Barconi, muri e nomadismo globale.
La questione dei flussi di profughi è diventata centrale a livello internazionale: vi sono “barconi” o altri mezzi di profughi o poveri disperati non solo verso l’Italia, ma ormai dovunque. Si è calcolato che i profughi in fuga nel mondo raggiungano oggi i 60 milioni con un ritmo giornaliero di 40.000 persone e, come indicato da Prodi, le persone che sono passate e vivono in paesi diversi da quelli di origine sono più di 250 milioni.
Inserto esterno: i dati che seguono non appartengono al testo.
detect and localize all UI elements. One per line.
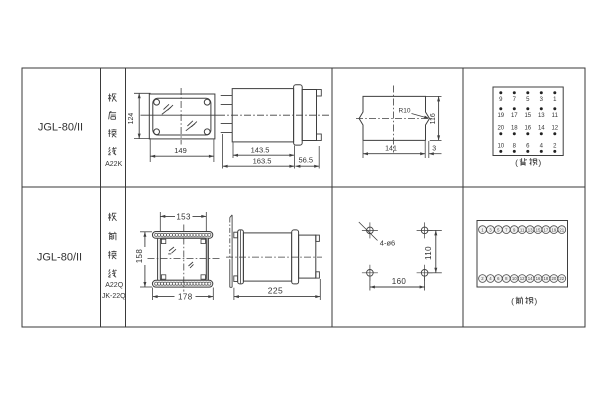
svg-text:A22Q: A22Q	[105, 282, 123, 289]
svg-text:20: 20	[497, 126, 504, 132]
svg-text:12: 12	[551, 126, 558, 132]
svg-text:): )	[538, 157, 541, 167]
svg-text:(: (	[515, 157, 518, 167]
svg-text:10: 10	[497, 144, 504, 150]
svg-text:19: 19	[551, 227, 556, 232]
svg-text:(: (	[511, 296, 514, 306]
svg-text:14: 14	[528, 276, 533, 281]
svg-text:JGL-80/II: JGL-80/II	[38, 122, 83, 134]
svg-text:4-ø6: 4-ø6	[380, 238, 395, 247]
svg-text:225: 225	[268, 286, 283, 296]
svg-text:21: 21	[559, 227, 564, 232]
svg-text:): )	[534, 296, 537, 306]
svg-text:10: 10	[512, 276, 517, 281]
svg-text:JK-22Q: JK-22Q	[102, 293, 126, 300]
svg-text:15: 15	[536, 227, 541, 232]
svg-text:141: 141	[385, 145, 397, 152]
svg-text:20: 20	[551, 276, 556, 281]
svg-text:17: 17	[511, 113, 518, 119]
svg-text:116: 116	[430, 113, 437, 124]
svg-text:15: 15	[524, 113, 531, 119]
svg-text:13: 13	[528, 227, 533, 232]
svg-text:18: 18	[544, 276, 549, 281]
svg-text:149: 149	[174, 146, 187, 155]
svg-text:11: 11	[552, 113, 559, 119]
svg-text:160: 160	[392, 277, 407, 286]
svg-text:56.5: 56.5	[298, 155, 313, 164]
svg-text:16: 16	[536, 276, 541, 281]
svg-text:178: 178	[178, 292, 193, 301]
svg-text:153: 153	[176, 212, 191, 221]
svg-text:13: 13	[538, 113, 545, 119]
svg-text:16: 16	[524, 126, 531, 132]
svg-text:A22K: A22K	[105, 161, 122, 168]
svg-text:3: 3	[432, 145, 436, 152]
svg-text:22: 22	[559, 276, 564, 281]
svg-text:158: 158	[135, 249, 144, 264]
svg-text:11: 11	[520, 227, 525, 232]
svg-text:110: 110	[424, 246, 433, 260]
svg-text:163.5: 163.5	[253, 157, 272, 166]
svg-text:124: 124	[128, 113, 135, 125]
svg-text:19: 19	[497, 113, 504, 119]
svg-text:JGL-80/II: JGL-80/II	[37, 252, 82, 264]
svg-text:14: 14	[538, 126, 545, 132]
svg-text:18: 18	[511, 126, 518, 132]
svg-text:12: 12	[520, 276, 525, 281]
svg-text:R10: R10	[399, 107, 411, 114]
svg-text:143.5: 143.5	[251, 146, 270, 155]
svg-text:17: 17	[544, 227, 549, 232]
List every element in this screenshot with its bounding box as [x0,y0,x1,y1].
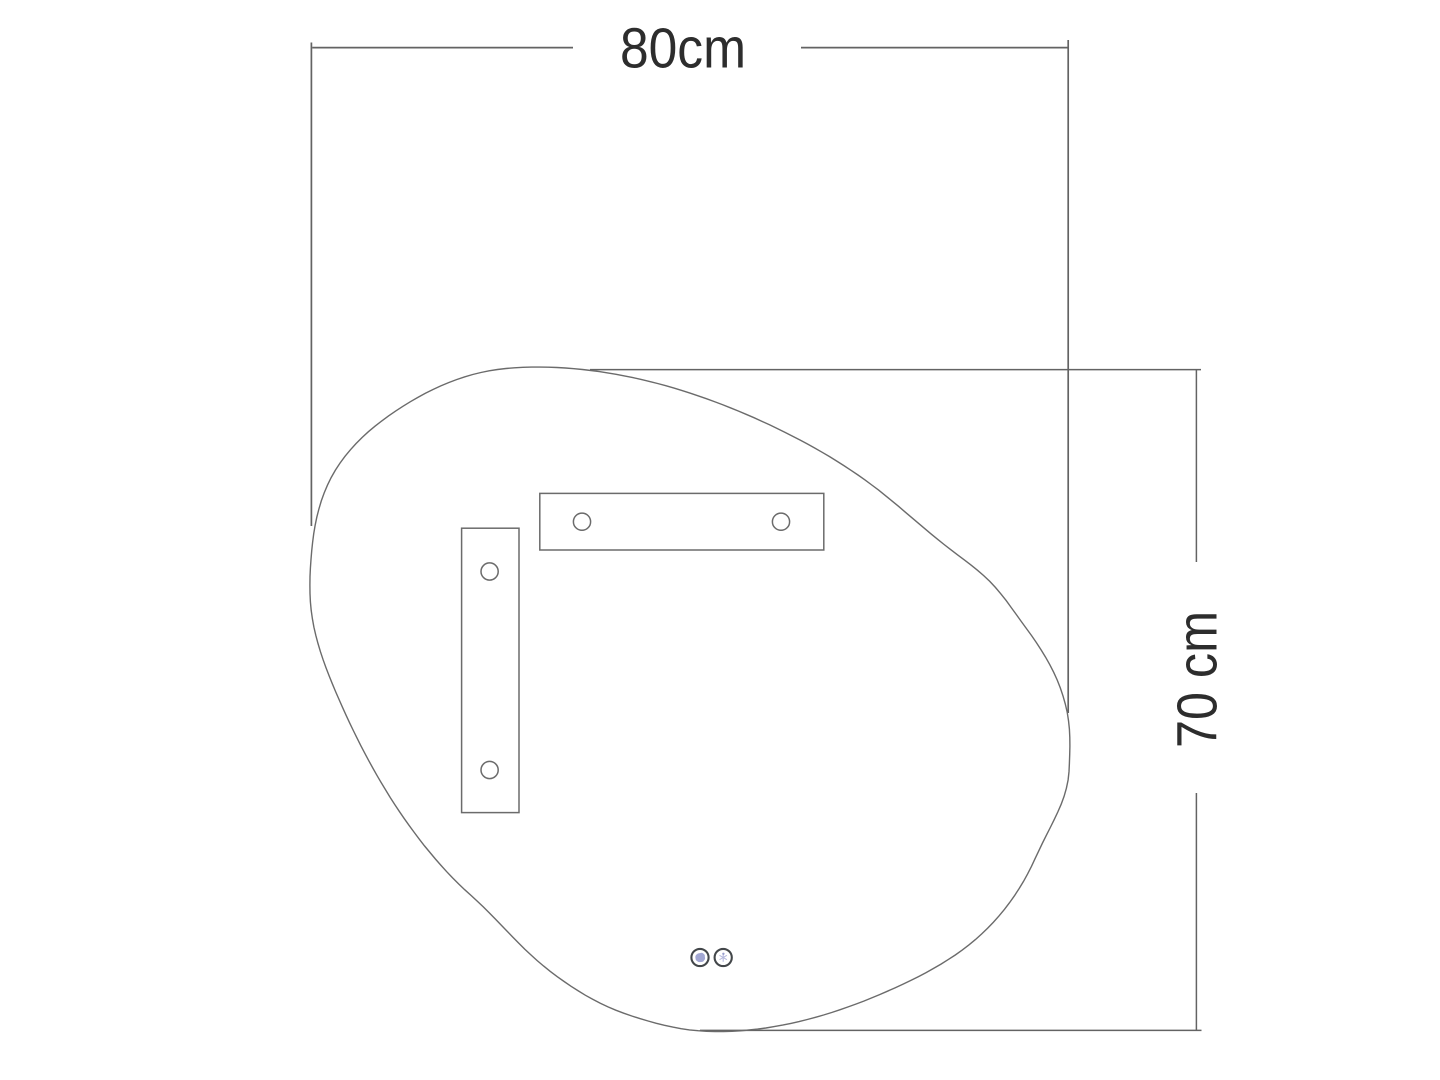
svg-text:70 cm: 70 cm [1166,611,1230,748]
svg-text:80cm: 80cm [620,17,746,81]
Guerre, terrorismo, povertà, fame spingono milioni di persone a cercare un livello di sopravvivenza nei cosiddetti paesi “ricchi”. Non si tratta di un fenomeno transitorio, ma è un problema strutturale che si andrà aggravando sempre più e che dovrà essere affrontato seriamente sia da parte dei paesi di origine che in specie da quelli di destinazione, Europa, Stati Uniti, ma anche altri paesi.
Le previsioni demografiche indicano che la popolazione africana è destinata a triplicarsi entro il 2050, raggiungendo i 3 miliardi di persone: non vi è dubbio che se le condizioni di sviluppo non miglioreranno in quel continente i flussi attuali verso l’Europa raggiungeranno dimensioni assolutamente ingestibili. In gran parte dell’Africa subsahariana le politiche di sviluppo sono critiche, se non nulle; vi è inoltre un crescente disinteresse da parte dei paesi europei che dovrebbero essere i più interessati a dare ai paesi africani autonomia di sviluppo, anche al fine di ridurre i flussi migratori e la diffusione del terrorismo; d’altro lato chi sta investendo in Africa sono solo i cinesi che cercano di accaparrarsi le materie prime e la manodopera a basso costo con un approccio neocolonialistico senza determinare condizioni di sviluppo autonomo di quei paesi.
In Europa e in USA la crescita dell’immigrazione incontrollata sta determinando tensioni razziste e movimenti populistici nazionalistici che fanno leva su reazioni viscerali. La decisione del governo ungherese Orban di mettere i reticolati sui 175 chilometri di confine tra Ungheria e Serbia rappresenta un modello che rischia di essere rapidamente imitato da altri paesi (del resto i muri esistono già da anni tra USA e Messico). Anche l’accordo di Schengen rischia di essere disatteso, come già avvenuto al confine di Ventimiglia tra Italia e Francia o al Brennero. Non vi è dubbio che la diffusione di Internet e degli smart phones accelera la spinta alla ricerca di paesi più sicuri e opportunità di lavoro, ma sarebbe utile che le stesse reti internet facilitassero la conoscenza delle possibilità ed opportunità di trasferimento, oltre a consentire un controllo dei flussi, qualora si ponessero in atto da parte dell’Unione Europea politiche attive di immigrazione.
I paesi europei a tasso demografico negativo ed a forte invecchiamento hanno assoluto bisogno di flussi di immigrazione costituiti da giovani e da nuovi apporti lavorativi e nuovi apporti di culture diverse. Gli USA sono cresciuti grazie al melting pot delle ondate migratorie provenienti da tutto il mondo. La Silicon Valley non sarebbe diventata il maggiore centro di innovazione tecnologica mondiale se non fossero arrivati tanti indiani e tanti cinesi, ed anche italiani che hanno prodotto gran parte delle innovazioni tecnologiche.
Quindi, i paesi europei, l’Unione Europea, dovrebbero agire urgentemente, trasformando i drammatici flussi di poveri cristi trattati peggio di animali in apporti positivi di nuove menti e braccia in grado di costituire un fattore di spinta alla innovazione ed allo sviluppo economico e sociale di una Europa che sta languendo. Questa azione politica consentirebbe di frenare anche le spinte razzistiche ed anti Unione Europea che altrimenti condurrebbero alla fine del progetto europeo.
La globalizzazione e Internet portano naturalmente ad accentuare il nomadismo delle persone, un nomadismo che è un carattere connaturato nella storia dell’uomo. Il nomadismo è fattore di crescita ed innovazione culturale attraverso lo scambio e la condivisione di progetti e non vi è dubbio che, nonostante i timori e le spinte alla conservazione, la mobilità nomadica diventerà l’elemento caratterizzante il futuro prossimo. Del resto, questo è già nel DNA di tanti giovani italiani e di tutto il mondo che passano da un paese all’altro seguendo i loro interessi di studio e di lavoro e considerano il mondo la loro patria, senza frontiere, muri o barriere ottocentesche senza più alcun senso.